Pierre-Maximilien Delafontaine (French, 1777–1860)
The Painter Jacques-Louis David in Prison, 1794
Black and white chalk on ivory laid paper
Delafontaine was a pupil of the great Neo-Classical artist Jacques Louis David. At that time David was a member of the Jacobin Club and an ardent supporter of the French Revolution. When the radical Jean-Paul Marat was assassinated, David was moved to paint his masterpiece, The Death of Marat (1793). When the tyrannical Maximilian Robespierre was guillotined, David was arrested for his extreme political views. David served time in prison twice, from August 2 to December 28, 1794, and again from May 29 to August 3, 1795. Delafontaine made this drawing while David was incarcerated in 1794.
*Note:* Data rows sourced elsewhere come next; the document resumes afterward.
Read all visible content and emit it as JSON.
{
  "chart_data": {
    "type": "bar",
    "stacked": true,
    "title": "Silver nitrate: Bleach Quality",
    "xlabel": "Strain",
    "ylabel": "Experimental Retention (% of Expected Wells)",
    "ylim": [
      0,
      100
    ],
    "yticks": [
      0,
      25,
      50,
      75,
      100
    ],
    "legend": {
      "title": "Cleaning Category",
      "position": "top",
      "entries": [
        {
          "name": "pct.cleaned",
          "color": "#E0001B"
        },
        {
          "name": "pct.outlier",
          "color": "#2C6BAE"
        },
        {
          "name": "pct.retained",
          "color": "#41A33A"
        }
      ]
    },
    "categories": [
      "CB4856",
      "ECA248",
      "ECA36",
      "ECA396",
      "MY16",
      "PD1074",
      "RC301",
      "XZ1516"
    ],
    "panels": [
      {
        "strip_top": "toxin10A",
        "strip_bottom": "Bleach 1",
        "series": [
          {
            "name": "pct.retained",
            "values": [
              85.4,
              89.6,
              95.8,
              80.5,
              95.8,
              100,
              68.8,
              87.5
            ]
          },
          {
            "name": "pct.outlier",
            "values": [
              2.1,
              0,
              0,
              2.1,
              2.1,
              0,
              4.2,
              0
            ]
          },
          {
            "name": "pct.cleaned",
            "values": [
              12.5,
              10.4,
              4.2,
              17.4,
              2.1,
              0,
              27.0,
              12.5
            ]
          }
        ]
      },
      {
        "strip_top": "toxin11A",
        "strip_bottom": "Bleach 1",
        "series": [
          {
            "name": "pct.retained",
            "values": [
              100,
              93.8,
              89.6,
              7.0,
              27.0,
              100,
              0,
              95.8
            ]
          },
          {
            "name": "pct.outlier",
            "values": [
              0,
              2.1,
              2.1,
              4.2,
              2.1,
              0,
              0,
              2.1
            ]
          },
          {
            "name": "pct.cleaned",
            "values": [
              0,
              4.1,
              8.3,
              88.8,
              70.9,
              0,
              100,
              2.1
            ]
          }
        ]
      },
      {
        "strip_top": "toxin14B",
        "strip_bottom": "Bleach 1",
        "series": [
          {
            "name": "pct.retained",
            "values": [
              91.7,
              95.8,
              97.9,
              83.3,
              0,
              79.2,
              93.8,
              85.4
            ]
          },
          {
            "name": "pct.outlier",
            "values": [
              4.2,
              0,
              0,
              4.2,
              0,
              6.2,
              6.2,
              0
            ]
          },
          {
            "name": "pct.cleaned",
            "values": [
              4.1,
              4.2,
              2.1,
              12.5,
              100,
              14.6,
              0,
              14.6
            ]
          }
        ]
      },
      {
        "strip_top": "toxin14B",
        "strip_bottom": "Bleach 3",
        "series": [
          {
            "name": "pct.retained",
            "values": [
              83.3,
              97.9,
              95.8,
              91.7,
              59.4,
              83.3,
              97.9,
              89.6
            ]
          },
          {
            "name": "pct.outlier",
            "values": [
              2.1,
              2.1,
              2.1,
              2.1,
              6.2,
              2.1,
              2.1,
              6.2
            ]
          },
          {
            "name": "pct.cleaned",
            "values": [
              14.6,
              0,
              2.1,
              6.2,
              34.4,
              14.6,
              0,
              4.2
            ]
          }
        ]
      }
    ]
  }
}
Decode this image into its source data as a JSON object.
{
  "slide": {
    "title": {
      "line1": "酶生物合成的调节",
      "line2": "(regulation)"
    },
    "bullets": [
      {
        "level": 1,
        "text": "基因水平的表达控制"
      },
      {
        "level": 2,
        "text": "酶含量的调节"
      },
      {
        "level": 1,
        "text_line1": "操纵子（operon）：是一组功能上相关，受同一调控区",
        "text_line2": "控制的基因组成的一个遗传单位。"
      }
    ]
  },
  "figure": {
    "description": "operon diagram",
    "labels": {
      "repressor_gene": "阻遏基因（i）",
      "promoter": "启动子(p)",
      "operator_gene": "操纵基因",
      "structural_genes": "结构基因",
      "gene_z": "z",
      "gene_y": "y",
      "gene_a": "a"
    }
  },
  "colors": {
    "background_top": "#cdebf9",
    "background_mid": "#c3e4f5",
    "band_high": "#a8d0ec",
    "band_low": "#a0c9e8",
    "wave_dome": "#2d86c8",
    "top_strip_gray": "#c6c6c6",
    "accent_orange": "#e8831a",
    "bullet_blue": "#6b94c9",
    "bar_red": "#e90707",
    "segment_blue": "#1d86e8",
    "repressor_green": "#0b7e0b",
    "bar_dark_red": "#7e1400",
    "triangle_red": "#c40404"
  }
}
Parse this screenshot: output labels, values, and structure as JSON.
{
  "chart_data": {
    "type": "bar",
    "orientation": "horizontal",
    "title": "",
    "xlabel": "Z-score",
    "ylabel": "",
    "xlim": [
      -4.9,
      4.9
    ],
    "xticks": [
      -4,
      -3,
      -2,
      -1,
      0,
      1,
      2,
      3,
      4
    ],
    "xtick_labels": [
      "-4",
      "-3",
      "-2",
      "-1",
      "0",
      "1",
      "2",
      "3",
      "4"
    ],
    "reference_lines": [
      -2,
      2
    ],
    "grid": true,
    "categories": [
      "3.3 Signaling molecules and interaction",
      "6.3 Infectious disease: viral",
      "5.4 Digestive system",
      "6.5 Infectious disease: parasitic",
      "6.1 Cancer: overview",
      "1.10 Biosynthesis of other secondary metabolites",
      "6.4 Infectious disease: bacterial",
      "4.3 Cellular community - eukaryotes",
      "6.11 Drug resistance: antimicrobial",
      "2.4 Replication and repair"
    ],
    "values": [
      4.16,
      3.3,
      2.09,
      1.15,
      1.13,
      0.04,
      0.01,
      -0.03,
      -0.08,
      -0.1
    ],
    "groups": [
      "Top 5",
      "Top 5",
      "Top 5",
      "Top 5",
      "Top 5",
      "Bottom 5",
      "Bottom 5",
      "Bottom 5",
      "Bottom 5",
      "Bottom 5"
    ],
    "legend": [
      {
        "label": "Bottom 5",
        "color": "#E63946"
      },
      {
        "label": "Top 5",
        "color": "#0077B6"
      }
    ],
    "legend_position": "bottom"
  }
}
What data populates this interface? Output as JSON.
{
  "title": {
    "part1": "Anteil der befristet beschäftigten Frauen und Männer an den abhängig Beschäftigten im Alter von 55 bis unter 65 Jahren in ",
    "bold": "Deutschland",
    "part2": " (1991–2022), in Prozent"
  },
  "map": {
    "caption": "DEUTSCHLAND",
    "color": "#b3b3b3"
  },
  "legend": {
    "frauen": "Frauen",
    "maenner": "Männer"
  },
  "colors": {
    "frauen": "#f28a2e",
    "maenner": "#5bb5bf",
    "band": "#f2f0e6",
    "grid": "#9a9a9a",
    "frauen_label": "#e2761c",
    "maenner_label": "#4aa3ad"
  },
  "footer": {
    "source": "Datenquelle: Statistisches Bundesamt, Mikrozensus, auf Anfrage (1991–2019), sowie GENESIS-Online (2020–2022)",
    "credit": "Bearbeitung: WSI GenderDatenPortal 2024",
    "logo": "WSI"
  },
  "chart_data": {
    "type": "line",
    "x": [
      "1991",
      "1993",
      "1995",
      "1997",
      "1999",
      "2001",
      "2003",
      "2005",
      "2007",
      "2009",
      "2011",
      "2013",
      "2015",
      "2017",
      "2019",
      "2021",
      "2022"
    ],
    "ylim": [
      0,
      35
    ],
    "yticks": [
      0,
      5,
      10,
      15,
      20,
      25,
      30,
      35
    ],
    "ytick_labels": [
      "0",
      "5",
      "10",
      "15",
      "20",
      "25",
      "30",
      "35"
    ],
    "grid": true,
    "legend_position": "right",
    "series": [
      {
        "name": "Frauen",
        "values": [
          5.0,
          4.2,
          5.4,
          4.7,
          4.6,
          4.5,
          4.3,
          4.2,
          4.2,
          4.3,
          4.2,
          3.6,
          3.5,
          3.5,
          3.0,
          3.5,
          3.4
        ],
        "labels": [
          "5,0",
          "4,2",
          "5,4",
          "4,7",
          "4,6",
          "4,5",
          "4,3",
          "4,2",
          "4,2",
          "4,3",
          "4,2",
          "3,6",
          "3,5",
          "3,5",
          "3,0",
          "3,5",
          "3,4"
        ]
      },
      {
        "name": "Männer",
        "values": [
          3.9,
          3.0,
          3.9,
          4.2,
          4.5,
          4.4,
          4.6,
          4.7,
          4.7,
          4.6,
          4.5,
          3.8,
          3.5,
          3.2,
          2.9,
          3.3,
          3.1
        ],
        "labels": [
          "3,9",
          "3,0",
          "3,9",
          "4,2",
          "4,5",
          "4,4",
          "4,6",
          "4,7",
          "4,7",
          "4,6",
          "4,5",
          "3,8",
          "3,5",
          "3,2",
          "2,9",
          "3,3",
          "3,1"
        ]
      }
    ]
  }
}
This important drawing has a curious history that Delafontaine inscribed on the back of the frame, it translates as, “Drawing made by me, P.M. Delafontaine in keeping with the portrait done by myself of David in 1790, and of which I am the owner today, having bought it at the sale of the late M. Gerard. I drew this portrait during his detention at Luxembourg where he was imprisoned following 9 Thermidor, Year 3 . M. L. David had given his portrait painted by him [Delafontaine] to M. Gerard, his pupil, in acknowledgment of the present that Gerard offered to him [David], a beautiful portrait of Canova, made by him when Canova took a voyage from Rome to Paris during the Empire, then Gerard made a present to his master [David] saying to him, 'My master, I could do no less than offer the leading painter of his age, a portrait of the leading sculptor'… it was then that David, moved to tears, presented this portrait painted by him [Delafontaine] to M. Gerard.”